Straight from the heart
Researchers working on this project will collect samples from hospitals across the country, and also seek advice from other medical specialists including diabetes and osteology experts. 
“If we know the risk factors, we should be able to better prevent the incidence of heart disease. At present, most cases being tended to by cardiologists are already serious,” she said. 
She went on to say that “research is like religion, it sets out to explore how to end suffering”. 
Arintaya said she is very proud of her 2007 study on mortality and haemoglobin concentrations in anaemic patients with chronic kidney disease treated with erythropoietin.
The research found higher haemoglobin concentrations in patients with chronic kidney disease resulting from the administration of recombinant human erythropoietin leading to a higher risk of death, with the result that doctors across the world became extra careful with erythropoietin treatment. Today, they no longer allow haemoglobin to climb too high. 
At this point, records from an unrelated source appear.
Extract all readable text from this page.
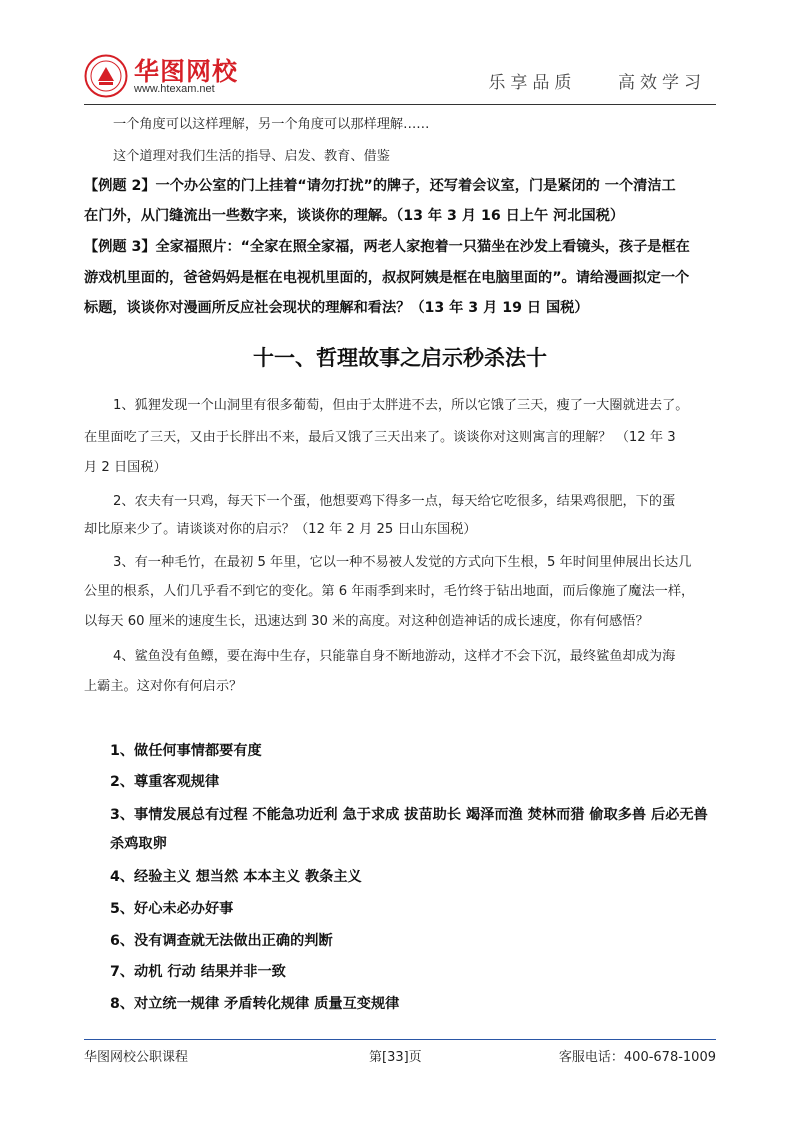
华图网校
www.htexam.net	乐享品质    高效学习
一个角度可以这样理解，另一个角度可以那样理解……
这个道理对我们生活的指导、启发、教育、借鉴
【例题 2】一个办公室的门上挂着“请勿打扰”的牌子，还写着会议室，门是紧闭的 一个清洁工
在门外，从门缝流出一些数字来，谈谈你的理解。（13 年 3 月 16 日上午 河北国税）
【例题 3】全家福照片：“全家在照全家福，两老人家抱着一只猫坐在沙发上看镜头，孩子是框在
游戏机里面的，爸爸妈妈是框在电视机里面的，叔叔阿姨是框在电脑里面的”。请给漫画拟定一个
标题，谈谈你对漫画所反应社会现状的理解和看法？（13 年 3 月 19 日 国税）
十一、哲理故事之启示秒杀法十
1、狐狸发现一个山洞里有很多葡萄，但由于太胖进不去，所以它饿了三天，瘦了一大圈就进去了。
在里面吃了三天，又由于长胖出不来，最后又饿了三天出来了。谈谈你对这则寓言的理解？ （12 年 3
月 2 日国税）
2、农夫有一只鸡，每天下一个蛋，他想要鸡下得多一点，每天给它吃很多，结果鸡很肥，下的蛋
却比原来少了。请谈谈对你的启示？（12 年 2 月 25 日山东国税）
3、有一种毛竹，在最初 5 年里，它以一种不易被人发觉的方式向下生根，5 年时间里伸展出长达几
公里的根系，人们几乎看不到它的变化。第 6 年雨季到来时，毛竹终于钻出地面，而后像施了魔法一样，
以每天 60 厘米的速度生长，迅速达到 30 米的高度。对这种创造神话的成长速度，你有何感悟？
4、鲨鱼没有鱼鳔，要在海中生存，只能靠自身不断地游动，这样才不会下沉，最终鲨鱼却成为海
上霸主。这对你有何启示？
1、做任何事情都要有度
2、尊重客观规律
3、事情发展总有过程 不能急功近利 急于求成 拔苗助长 竭泽而渔 焚林而猎 偷取多兽 后必无兽
杀鸡取卵
4、经验主义 想当然 本本主义 教条主义
5、好心未必办好事
6、没有调查就无法做出正确的判断
7、动机 行动 结果并非一致
8、对立统一规律 矛盾转化规律 质量互变规律
华图网校公职课程	第[33]页	客服电话：400-678-1009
Arintaya’s happiness is not just limited to her research. She is also dedicated to helping patients, many of whom travel to her surgery at the faculty from remote villages. Many of her well-to-do patients have also pitched in to help her support the less fortunate. 
“Although the hilltribe Thais can get free treatment, they face greater difficulties and travelling to the hospital can be expensive. It’s really difficult for them to manage with the limited amount of medicines prescribed per visit,” Arintaya said. “When I raised this point with some well-to-do patients, they offered to help. They have donated money to buy additional medicines to ensure that the hilltribe patients can avoid extra problems”. 
Just like her mentor Tada, Arintaya remains a source of inspiration in her own right.